Starts a Docker container for a specified image, on the specified network, exposing the specified container ports. To control mappings from container ports to host ports, you will need to use the port_bindings param.

See docker-py 1.10.4 docs for info on setting port_bindings: http://docker-py.readthedocs.io/en/1.10.4/volumes/

streamsets.testframework.utils.stop_and_remove_container(docker_client, container_id)[source]

Stops and removes a Docker container with the specified ID

streamsets.testframework.utils.verify_docker_image_presence(docker_client, image_name)[source]

Verify a Docker image is present on this machine. Attempts to pull if not.

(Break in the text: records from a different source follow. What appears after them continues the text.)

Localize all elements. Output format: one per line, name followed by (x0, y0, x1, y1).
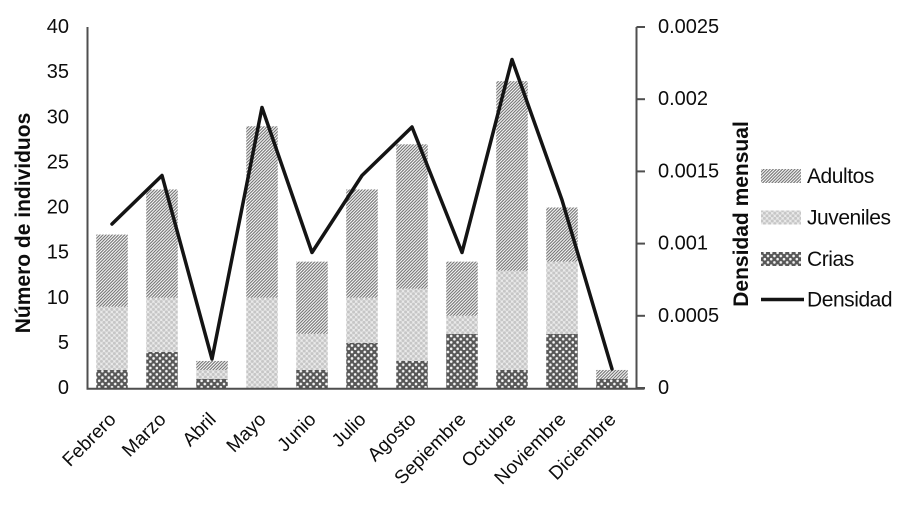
svg-text:Abril: Abril (179, 409, 221, 451)
svg-text:Número de individuos: Número de individuos (12, 113, 35, 334)
svg-text:Mayo: Mayo (223, 409, 271, 457)
svg-text:15: 15 (47, 242, 69, 264)
svg-text:0.0015: 0.0015 (658, 160, 719, 182)
svg-text:5: 5 (58, 332, 69, 354)
svg-text:0: 0 (658, 377, 669, 399)
svg-text:20: 20 (47, 197, 69, 219)
svg-text:30: 30 (47, 106, 69, 128)
svg-text:0.0005: 0.0005 (658, 305, 719, 327)
svg-text:35: 35 (47, 61, 69, 83)
svg-text:Crias: Crias (807, 248, 854, 271)
svg-text:Marzo: Marzo (118, 409, 170, 461)
svg-text:10: 10 (47, 287, 69, 309)
svg-text:Junio: Junio (274, 409, 321, 456)
svg-text:0.0025: 0.0025 (658, 16, 719, 38)
svg-text:40: 40 (47, 16, 69, 38)
svg-text:0.001: 0.001 (658, 233, 708, 255)
svg-text:Adultos: Adultos (807, 165, 874, 188)
svg-text:0.002: 0.002 (658, 88, 708, 110)
svg-text:Densidad: Densidad (807, 289, 892, 312)
svg-text:Juveniles: Juveniles (807, 207, 891, 230)
svg-text:Densidad mensual: Densidad mensual (730, 121, 753, 307)
svg-text:Julio: Julio (328, 409, 370, 451)
svg-text:25: 25 (47, 151, 69, 173)
svg-text:0: 0 (58, 377, 69, 399)
svg-text:Febrero: Febrero (59, 409, 121, 471)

streamsets.testframework.utils.wait_for_condition(condition, condition_args=None, condition_kwargs=None, time_between_checks=1, timeout=60, time_to_success=0, success=None, failure=None)[source]

Wait until a condition is satisfied (or timeout).

Parameters:
  • condition – Callable to evaluate.
  • condition_args (optional) – A list of args to pass to the condition. Default: None
  • condition_kwargs (optional) – A dictionary of kwargs to pass to the condition. Default: None
  • time_between_checks (int, optional) – Seconds between condition checks. Default: DEFAULT_TIME_BETWEEN_CHECKS
  • timeout (int, optional) – Seconds to wait before timing out. Default: DEFAULT_TIMEOUT
  • time_to_success (int, optional) – Seconds for the condition to hold true before it is considered satisfied. Default: 0
  • success (optional) – Callable to invoke when condition succeeds. A time variable will be passed as an argument, so can be used. Default: None
  • failure (optional) – Callable to invoke when timeout occurs. timeout will be passed as an argument. Default: None
Raises:

TimeoutError

streamsets.testframework.utils.wait_for_container_port_open(docker_client, container_id, port, timeout_sec=60, verbose=False)[source]

Check the accessibility of a container’s port in a loop until it succeeds or times out.

streamsets.testframework.utils.wait_for_port_open(address, port, timeout_sec=60)[source]

Check the accessibility of address:port in a loop until it succeeds or times out.